Lehman Brothers became the defendant by a number of employees who claimed violation of fiduciary duties by the company and prayed for ERISA relief. In their complaints, the employees argued that special orders from the SEC that banned short-selling of Lehman's securities were contemplated by Congress and met a special circumstances requirement.

In the past, this element has been the main hurtle that has killed previous ERISA lawsuits against large companies including GM and RadioShack.

Fifth Third (Dudenhoeffer)

Unfortunately for plaintiffs, claims against fiduciaries essentially got harder because the previous "presumption of prudence" test that had been the standard for stock ownership plans like the Lehmans plan got ratcheted up or replaced by the "special circumstances" elements test as established (or clarified, depending on your point of view) in Dudenhoeffer.
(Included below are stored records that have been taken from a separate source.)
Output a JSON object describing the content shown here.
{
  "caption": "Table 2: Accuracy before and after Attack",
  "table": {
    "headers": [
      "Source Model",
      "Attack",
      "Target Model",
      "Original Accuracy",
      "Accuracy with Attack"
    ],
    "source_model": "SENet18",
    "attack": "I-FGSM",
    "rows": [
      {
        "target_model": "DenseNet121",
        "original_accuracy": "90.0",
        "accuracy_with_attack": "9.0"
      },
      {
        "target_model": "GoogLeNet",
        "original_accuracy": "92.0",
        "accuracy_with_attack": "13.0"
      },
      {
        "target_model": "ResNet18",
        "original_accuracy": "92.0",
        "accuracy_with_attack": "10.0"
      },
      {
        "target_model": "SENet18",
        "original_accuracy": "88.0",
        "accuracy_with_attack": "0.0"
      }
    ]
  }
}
In that case, plaintiffs must plausibly allege special circumstances that fiduciaries should have recognized, based on public information, that the market for securities was oversold and undervalued. Alternatively, fiduciaries should have taken different action that would leave the beneficiaries no worse off. Although this sounds harmless enough, it is generally agreed that this is a more fiduciary friendly standard than presumption of prudence.

The Second Circuit rejected the plaintiff's arguments and found that the SEC orders "speak only conditionally" about the market effects of short sales, and that they did not amount to material public information.

Jonathan Youngwood, an attorney for Lehman, asserted that arguing special circumstances would be difficult for employees. "In most cases courts are going to reject [employer challenge cases]."